# How can I erase floppy discs securely?



## sgould (Apr 14, 2006)

I no longer own a viable Mac with a 3 1/2 inch floppy drive.  

I'm having a clear out and need to throw out a load of old 800 and 1.44 floppies (possibly some 400 ones as well!).  What is the simplest and quickest way of erasing all data and making it unrecoverable at the same time?

Or is it best just to burn the lot?

I could probably borrow a PC with a floppy drive.


----------



## albloom (Apr 14, 2006)

Burning the lot has appeal. But it stinks.

Try an audiotape degausser from, say, Radio Shack.
I forget what it's called in the UK. Memory is the
second thing to go.


----------



## symphonix (Apr 14, 2006)

I always found a household woodchipper to be a fairly final way of destroying old floppy discs. Not many people can recover data from a disk that is in a hundred tiny pieces. I've done this once for a company I was working for, and the woodchipper made short work of turning two filing cabinets full of discs into three buckets of debris. Wear safety glasses, you don't want someone's WordPerfect documents in the back of your eye.

Oh, yeah, and don't burn them, the fumes are pretty awful and dangerous.


----------



## sgould (Apr 14, 2006)

I hadn't thought of the chipper - I've got one in the shed! No problem with safety gear - I use it at work - see avatar! 

If I burn them it will be in the incinerator at work.

Thanks all!


----------



## adambyte (Apr 14, 2006)

I'd go with a degausser ... or, just find a really strong magnet of your own and give it a few swipes.


----------



## easterhay (Apr 14, 2006)

I used to use this when I had a PC: http://www.pcworld.com/downloads/file_description/0,fid,22963,00.asp
If you can borrow a Windoze machine it should do the job.
Nowhere near as much fun as the woodchipper though!


----------



## sinclair_tm (Apr 14, 2006)

if you have a woodchipper, use it.  but other than that, when my dad wanted to destroy disks, he'd bust it open, tear the metal piece out of the middle and then run the media in a paper shredder, or if no shredder, then just wad it up into a ball.  once its creased, theres no using it again.


----------



## sgould (Apr 15, 2006)

I have found an old laptop at work in a cupboard.  It has a floppy drive and seems to work.  It's running windows 98.

Would re-formatting in DOS format erase all the stuff on old Mac formatted discs?


----------



## Mikuro (Apr 15, 2006)

Yes, but it wouldn't be totally secure. A professional data recovery place could recover it, and it would probably even be recoverable with normal consumer software. I'm sure there are secure reformatters available, which would write over all the data with random bits a few times, but that would probably take way too long.

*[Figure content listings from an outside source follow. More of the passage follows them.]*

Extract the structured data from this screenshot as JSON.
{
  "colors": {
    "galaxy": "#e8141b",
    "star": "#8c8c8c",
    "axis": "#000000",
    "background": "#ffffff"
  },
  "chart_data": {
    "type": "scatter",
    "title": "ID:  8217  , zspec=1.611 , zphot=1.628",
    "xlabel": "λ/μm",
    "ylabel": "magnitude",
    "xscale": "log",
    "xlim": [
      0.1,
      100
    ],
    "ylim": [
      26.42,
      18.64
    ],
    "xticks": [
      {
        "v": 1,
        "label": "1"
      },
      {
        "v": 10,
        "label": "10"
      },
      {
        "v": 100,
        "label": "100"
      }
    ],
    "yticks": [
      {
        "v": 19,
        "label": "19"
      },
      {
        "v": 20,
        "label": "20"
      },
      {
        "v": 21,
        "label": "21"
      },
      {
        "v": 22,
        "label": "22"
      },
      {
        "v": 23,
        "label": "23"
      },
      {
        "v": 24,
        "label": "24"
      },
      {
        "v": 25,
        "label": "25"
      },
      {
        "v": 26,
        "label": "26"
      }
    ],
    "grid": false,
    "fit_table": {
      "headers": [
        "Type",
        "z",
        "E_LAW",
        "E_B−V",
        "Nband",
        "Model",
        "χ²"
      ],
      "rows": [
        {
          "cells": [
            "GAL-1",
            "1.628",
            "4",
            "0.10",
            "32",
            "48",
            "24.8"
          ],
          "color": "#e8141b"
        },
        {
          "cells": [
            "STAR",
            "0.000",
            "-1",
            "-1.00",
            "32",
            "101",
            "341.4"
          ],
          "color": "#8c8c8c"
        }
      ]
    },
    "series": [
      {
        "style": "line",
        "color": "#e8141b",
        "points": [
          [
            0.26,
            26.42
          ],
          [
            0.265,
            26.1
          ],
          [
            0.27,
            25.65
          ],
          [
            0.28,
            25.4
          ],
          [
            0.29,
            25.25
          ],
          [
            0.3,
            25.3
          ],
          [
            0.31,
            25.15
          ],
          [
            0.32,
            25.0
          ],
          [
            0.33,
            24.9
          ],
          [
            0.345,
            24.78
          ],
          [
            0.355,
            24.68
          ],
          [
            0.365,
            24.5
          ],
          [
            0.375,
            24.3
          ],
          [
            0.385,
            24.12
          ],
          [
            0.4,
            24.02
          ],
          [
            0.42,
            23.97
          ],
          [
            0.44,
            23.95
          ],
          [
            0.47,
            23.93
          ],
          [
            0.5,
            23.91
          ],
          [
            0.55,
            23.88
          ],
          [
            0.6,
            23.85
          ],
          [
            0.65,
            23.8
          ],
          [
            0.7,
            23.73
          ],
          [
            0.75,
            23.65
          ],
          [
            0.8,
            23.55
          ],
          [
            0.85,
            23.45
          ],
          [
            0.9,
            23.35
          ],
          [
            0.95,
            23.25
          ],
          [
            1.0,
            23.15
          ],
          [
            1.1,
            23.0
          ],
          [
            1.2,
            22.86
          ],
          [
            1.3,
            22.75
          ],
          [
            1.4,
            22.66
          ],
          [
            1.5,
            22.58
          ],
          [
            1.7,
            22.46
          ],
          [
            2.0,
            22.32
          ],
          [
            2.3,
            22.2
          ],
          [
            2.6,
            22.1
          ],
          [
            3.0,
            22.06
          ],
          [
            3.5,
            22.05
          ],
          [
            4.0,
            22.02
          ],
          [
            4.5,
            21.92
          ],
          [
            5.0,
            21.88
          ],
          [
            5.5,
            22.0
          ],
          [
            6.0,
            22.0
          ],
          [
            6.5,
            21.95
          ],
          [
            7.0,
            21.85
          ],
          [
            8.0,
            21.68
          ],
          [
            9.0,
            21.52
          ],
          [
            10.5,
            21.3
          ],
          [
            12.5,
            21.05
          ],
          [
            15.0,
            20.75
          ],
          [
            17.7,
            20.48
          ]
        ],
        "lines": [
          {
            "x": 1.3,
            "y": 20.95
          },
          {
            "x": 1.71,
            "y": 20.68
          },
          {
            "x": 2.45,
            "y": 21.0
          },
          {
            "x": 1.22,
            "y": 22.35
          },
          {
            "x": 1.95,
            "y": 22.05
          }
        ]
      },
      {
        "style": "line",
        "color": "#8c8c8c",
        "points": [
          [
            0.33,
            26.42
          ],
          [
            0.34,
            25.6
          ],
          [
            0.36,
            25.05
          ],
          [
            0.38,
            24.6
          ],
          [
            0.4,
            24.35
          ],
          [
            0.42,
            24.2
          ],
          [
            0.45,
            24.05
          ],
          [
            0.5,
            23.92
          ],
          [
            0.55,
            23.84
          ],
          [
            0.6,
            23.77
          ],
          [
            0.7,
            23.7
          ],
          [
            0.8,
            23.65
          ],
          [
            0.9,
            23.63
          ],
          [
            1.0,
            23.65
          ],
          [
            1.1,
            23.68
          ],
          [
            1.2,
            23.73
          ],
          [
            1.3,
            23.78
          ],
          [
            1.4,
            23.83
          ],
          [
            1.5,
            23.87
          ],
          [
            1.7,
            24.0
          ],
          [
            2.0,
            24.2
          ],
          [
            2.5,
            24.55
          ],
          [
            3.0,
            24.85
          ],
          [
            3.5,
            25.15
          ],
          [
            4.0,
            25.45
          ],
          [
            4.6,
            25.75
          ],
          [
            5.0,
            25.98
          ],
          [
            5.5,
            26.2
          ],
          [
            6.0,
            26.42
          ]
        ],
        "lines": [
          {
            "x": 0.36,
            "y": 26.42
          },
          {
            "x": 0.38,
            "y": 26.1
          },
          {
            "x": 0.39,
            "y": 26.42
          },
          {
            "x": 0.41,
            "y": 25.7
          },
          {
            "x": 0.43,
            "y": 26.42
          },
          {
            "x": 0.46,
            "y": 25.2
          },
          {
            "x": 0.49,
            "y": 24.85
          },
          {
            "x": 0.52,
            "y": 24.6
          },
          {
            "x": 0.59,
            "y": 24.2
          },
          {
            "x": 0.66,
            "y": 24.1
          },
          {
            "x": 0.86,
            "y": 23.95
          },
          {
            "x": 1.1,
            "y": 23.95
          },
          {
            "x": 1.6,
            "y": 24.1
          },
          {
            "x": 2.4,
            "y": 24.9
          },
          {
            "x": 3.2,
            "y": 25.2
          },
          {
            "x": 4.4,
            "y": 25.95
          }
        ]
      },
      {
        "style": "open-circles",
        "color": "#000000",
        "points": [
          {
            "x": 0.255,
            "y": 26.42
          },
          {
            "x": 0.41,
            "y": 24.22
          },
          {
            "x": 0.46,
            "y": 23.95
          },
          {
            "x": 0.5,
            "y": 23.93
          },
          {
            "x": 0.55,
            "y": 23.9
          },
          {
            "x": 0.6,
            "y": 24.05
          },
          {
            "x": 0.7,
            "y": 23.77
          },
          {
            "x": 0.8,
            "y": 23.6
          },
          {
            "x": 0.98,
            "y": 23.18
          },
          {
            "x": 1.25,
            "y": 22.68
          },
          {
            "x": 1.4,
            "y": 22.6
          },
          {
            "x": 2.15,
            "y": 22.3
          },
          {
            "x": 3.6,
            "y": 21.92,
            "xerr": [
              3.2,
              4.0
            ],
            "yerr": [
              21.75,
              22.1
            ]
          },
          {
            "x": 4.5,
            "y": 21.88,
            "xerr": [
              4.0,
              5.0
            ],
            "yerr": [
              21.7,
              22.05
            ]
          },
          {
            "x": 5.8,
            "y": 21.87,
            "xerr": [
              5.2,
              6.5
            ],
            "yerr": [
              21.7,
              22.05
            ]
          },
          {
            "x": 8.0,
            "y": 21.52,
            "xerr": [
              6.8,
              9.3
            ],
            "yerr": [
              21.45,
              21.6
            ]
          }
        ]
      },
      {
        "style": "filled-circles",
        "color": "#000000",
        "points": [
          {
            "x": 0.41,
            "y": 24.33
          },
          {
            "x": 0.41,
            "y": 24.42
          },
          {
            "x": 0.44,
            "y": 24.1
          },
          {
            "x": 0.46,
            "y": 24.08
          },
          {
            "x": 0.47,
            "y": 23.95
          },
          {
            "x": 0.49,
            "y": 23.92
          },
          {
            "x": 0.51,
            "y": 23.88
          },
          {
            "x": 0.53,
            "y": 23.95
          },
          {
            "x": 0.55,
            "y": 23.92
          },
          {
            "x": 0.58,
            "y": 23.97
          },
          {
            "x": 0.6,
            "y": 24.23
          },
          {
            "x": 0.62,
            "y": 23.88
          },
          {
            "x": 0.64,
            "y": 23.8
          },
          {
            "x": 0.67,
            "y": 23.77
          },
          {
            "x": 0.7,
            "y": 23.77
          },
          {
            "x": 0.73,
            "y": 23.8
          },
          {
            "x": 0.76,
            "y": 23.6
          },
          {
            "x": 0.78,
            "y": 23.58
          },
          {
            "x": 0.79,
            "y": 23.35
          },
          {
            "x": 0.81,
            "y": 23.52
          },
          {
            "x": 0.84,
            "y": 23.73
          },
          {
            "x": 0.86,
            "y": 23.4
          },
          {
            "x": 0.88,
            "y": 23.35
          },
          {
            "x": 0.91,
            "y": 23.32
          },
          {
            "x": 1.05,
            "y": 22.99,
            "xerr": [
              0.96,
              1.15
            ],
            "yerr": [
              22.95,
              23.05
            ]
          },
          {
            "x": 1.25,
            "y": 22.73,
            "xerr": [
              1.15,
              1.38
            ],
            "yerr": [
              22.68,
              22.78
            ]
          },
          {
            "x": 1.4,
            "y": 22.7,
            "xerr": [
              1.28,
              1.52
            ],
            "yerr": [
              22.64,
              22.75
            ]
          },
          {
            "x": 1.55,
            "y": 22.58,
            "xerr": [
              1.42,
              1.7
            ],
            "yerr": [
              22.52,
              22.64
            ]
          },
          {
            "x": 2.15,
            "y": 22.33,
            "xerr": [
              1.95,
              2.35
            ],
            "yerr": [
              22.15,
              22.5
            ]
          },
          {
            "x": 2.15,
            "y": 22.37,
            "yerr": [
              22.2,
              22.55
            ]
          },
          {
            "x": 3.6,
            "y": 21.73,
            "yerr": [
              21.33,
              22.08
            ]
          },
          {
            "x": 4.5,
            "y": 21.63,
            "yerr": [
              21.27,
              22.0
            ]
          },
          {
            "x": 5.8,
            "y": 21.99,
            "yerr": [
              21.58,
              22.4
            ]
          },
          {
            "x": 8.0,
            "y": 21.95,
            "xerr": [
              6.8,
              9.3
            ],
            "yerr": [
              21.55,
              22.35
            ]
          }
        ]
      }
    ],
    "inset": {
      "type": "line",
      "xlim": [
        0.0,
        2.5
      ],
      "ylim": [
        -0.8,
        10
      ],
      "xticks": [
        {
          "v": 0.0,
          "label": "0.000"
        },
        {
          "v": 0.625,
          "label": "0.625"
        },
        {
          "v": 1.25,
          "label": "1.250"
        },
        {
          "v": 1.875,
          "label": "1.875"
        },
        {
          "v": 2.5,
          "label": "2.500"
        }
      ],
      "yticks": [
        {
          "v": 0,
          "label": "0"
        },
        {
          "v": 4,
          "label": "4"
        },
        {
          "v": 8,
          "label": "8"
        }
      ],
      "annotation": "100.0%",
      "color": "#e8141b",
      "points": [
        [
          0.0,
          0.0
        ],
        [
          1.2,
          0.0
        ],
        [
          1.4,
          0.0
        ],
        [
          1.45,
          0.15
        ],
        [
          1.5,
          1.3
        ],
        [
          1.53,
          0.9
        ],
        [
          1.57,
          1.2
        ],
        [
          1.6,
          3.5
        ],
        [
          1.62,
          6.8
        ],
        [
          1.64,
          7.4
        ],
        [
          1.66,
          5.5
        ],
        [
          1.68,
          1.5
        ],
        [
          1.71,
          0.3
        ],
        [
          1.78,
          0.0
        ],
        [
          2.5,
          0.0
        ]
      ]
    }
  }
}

Physically destroying the discs seems like the most reasonable solution. If you're talking about a lot of discs, putting each one into a machine to erase the data would be a hassle. Fortunately, floppies are not very durable, so destroying them is easy. If I had a wood chipper, I know I couldn't resist dumping some floppies into it. Heck, I'd probably buy some new ones just for the purpose. 

In the past, when I've had to destroy floppies, I cracked open the plastic case, and cut up the actual floppy part inside with a pair of scissors. Fun for the whole family!


----------



## albloom (Apr 15, 2006)

Reformatting a floppy is unlike a "normal" HD reformat
which just wipes the directory. A floppy format does the
whole disk. And a PC format can replace the Mac data, 
but 144s have the same layout in both systems.


----------